After some offline testing, I found out that this behavior is 1) replicable on the trunk and 2) inevitable with enough events (typically about 100 but highly variable), regardless of the starting seed/runnumber. However the current build-with-asan-ubsan only runs 15 events for a successful check, so most PRs pass this test without issue and I just got 'unlucky'.
I included some of the info logs in the segment of the error trace because notably, this event reports 0 electrons. Without checking anything, I'm surmising that the electron in the event was deflected before reaching the ECal, and maybe before even reaching the target.
This should be fine - except there's an array in EcalClusterAnalyzer::analyze (also seen in the stack trace) which goes out of range if the number of electrons in the ECal is 0.

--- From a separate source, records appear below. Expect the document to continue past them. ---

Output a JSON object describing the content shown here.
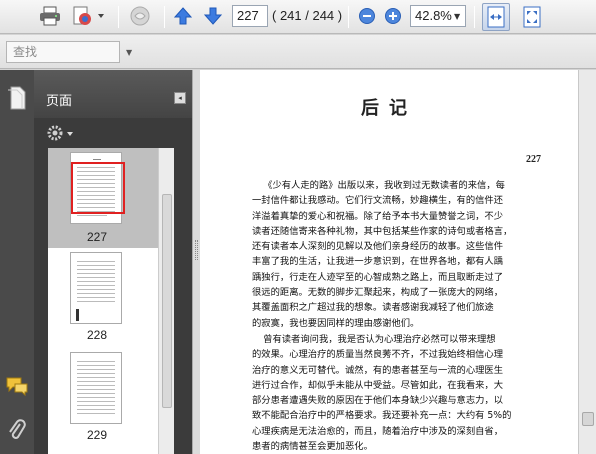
{
  "toolbar": {
    "page_current": "227",
    "page_count": "( 241 / 244 )",
    "zoom": "42.8%"
  },
  "search": {
    "placeholder": "查找"
  },
  "panel": {
    "title": "页面",
    "thumbnails": [
      {
        "label": "227"
      },
      {
        "label": "228"
      },
      {
        "label": "229"
      }
    ]
  },
  "document": {
    "title": "后记",
    "page_number": "227",
    "paragraph1": [
      "《少有人走的路》出版以来，我收到过无数读者的来信，每",
      "一封信件都让我感动。它们行文流畅，妙趣横生，有的信件还",
      "洋溢着真挚的爱心和祝福。除了给予本书大量赞誉之词，不少",
      "读者还随信寄来各种礼物，其中包括某些作家的诗句或者格言，",
      "还有读者本人深刻的见解以及他们亲身经历的故事。这些信件",
      "丰富了我的生活，让我进一步意识到，在世界各地，都有人踽",
      "踽独行，行走在人迹罕至的心智成熟之路上，而且取断走过了",
      "很远的距离。无数的脚步汇聚起来，构成了一张庞大的网络，",
      "其覆盖面积之广超过我的想象。读者感谢我减轻了他们旅途",
      "的寂寞，我也要因同样的理由感谢他们。"
    ],
    "paragraph2": [
      "曾有读者询问我，我是否认为心理治疗必然可以带来理想",
      "的效果。心理治疗的质量当然良莠不齐，不过我始终相信心理",
      "治疗的意义无可替代。诚然，有的患者甚至与一流的心理医生",
      "进行过合作，却似乎未能从中受益。尽管如此，在我看来，大",
      "部分患者遭遇失败的原因在于他们本身缺少兴趣与意志力，以",
      "致不能配合治疗中的严格要求。我还要补充一点：大约有 5%的",
      "心理疾病是无法治愈的，而且，随着治疗中涉及的深刻自省，",
      "患者的病情甚至会更加恶化。"
    ]
  },
  "colors": {
    "selection_border": "#e02020",
    "accent_blue": "#2f6fce"
  }
}
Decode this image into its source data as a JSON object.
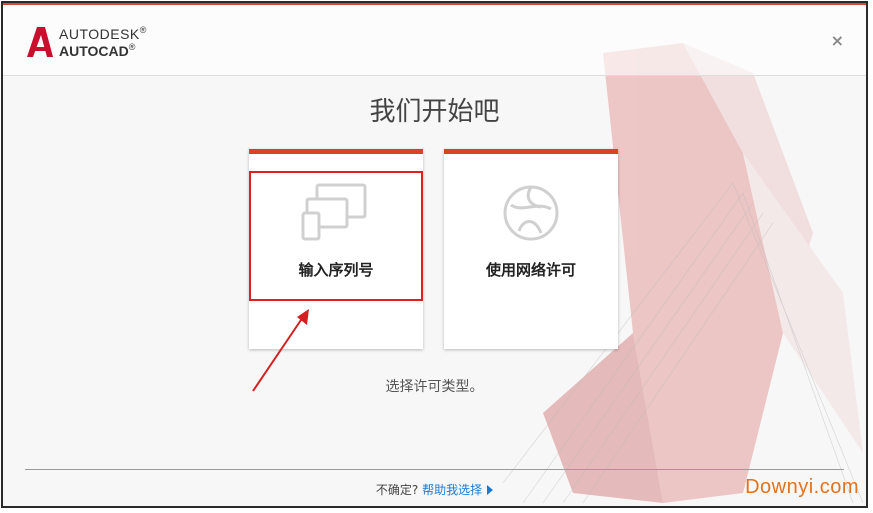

The fastest fix is to just increase the size of this array by 1. I don't see any noticeable effect when I do so, except that the event continues to process and I can finish the validation test locally. If you'd like I can make a quick PR (literally just changing one number) and we can see how it looks with the full validation suite.
As a side note, I don't know how this has been running properly without the address sanitizer... I'm surprised that having an out-of-range array call every ~100 events when using the ECal clustering didn't break things more.
Thanks @cjbarton151 for digging into this! Please open a PR with the proposed fix. We could also return early if there are no clusters, right?
We could do that too - but I think that there could still be events where there are hits in the ECal with no electrons, and then these wouldn't be clustered. On the other hand, for events with no electrons and no hits in the ECal (HCal+pads only) the clustering algorithm still loops through the hits, probably costing a bit of runtime. I would have to play around with it a bit to see if I'm right, and if this has any noticeable effect, but both effects should be on the order of 1% due to the rarity of the electron not reaching the ECal.